Formula 1

Lotus v Lotus Verdict Maintains Status Quo

2 Mins read

Both Team Lotus and Group Lotus declared themselves pleased with the long awaited ruling on their legal fight over who has the rights to use the ‘Lotus’ name in Formula 1. As the verdict it stands this evening there will be no changes in the name of either team.

The judge, Mr. Justice Peter Smith, ruled that Team Lotus, the Norfolk-based Anglo-Asian outfit run by Tony Fernandes, can continue to compete under that name. However, they were found to be under breach of their licence agreement with Group Lotus, who are owned by Malaysian car company Proton, and forced to pay undisclosed damages.

Group Lotus, who are title sponsors of the Renault Formula 1 team, were acknowledged to have the right to use the name ‘Lotus’ within the sport, and they are also entitled to race in the historic black and gold livery that currently adorns their cars.

However, Group Lotus is concerned that Team Lotus being allowed to continue operating under this name will cause confusion amongst spectators and the public, and is seeking to appeal this aspect of the judgement.

Sarah Price, the Head of Legal at Group Lotus plc, said this of the judgement:

“Group Lotus is pleased that its right to race under the Lotus name in F1 has been upheld and that the Defendants' attempts to stop that have failed.

“The on-going dispute with Team Lotus and associated companies has been a cause for concern for all at Group Lotus. Despite the detailed judgment there are issues which still require clarification and we remain committed to obtaining this much needed clarity for the many fans of the Lotus marque – we are extremely grateful for their continued support. The decision to appeal has not been taken lightly.”

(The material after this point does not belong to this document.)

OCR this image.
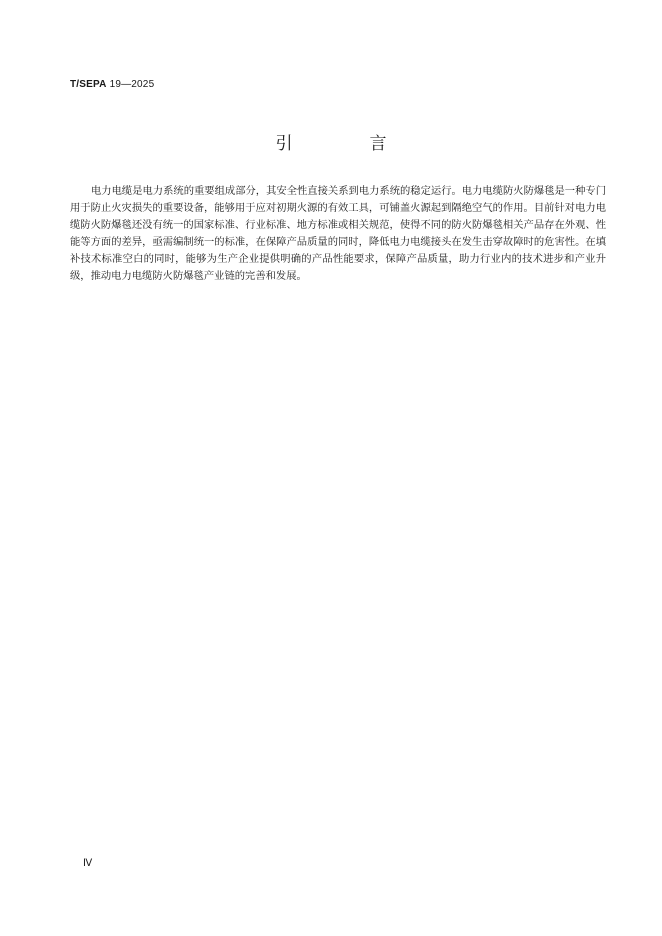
T/SEPA 19—2025
引　言

电力电缆是电力系统的重要组成部分，其安全性直接关系到电力系统的稳定运行。电力电缆防火防爆毯是一种专门用于防止火灾损失的重要设备，能够用于应对初期火源的有效工具，可铺盖火源起到隔绝空气的作用。目前针对电力电缆防火防爆毯还没有统一的国家标准、行业标准、地方标准或相关规范，使得不同的防火防爆毯相关产品存在外观、性能等方面的差异，亟需编制统一的标准，在保障产品质量的同时，降低电力电缆接头在发生击穿故障时的危害性。在填补技术标准空白的同时，能够为生产企业提供明确的产品性能要求，保障产品质量，助力行业内的技术进步和产业升级，推动电力电缆防火防爆毯产业链的完善和发展。

Ⅳ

Team Lotus declared themselves ‘very happy’ with the judgement allowing them to continue to use the historic name. Team Principal Tony Fernandes entered the sport at the beginning of last season under an agreement with Group Lotus to use the name ‘Lotus’. Group Lotus then decided that they wished to enter the sport themselves, at which point Fernandes also purchased the rights to the name ‘Team Lotus’, the one raced under in the era of Colin Chapman.

“We are all pleased that it has been clarified that we are the rightful owners of Team Lotus,” said Fernandes. “We have always been confident that the factual evidence we presented would lead to this decision and today’s judgment confirms that belief. We are of course disappointed about the decision that Group Lotus was entitled to end the our licence agreement in 2010.

“We entered into that contract on the basis that we were beginning a long-term partnership with Group Lotus but unfortunately they then used technical breaches of the merchandising pre-notification process to bring the licence and our partnership to an end. However, my fellow shareholders and I are firm believers that when one door closes another door opens.

“In the early days of our agreement we realised its termination was inevitable and as events have unfolded the end of the licence has proved positive for us, with many new avenues being opened up as a result.”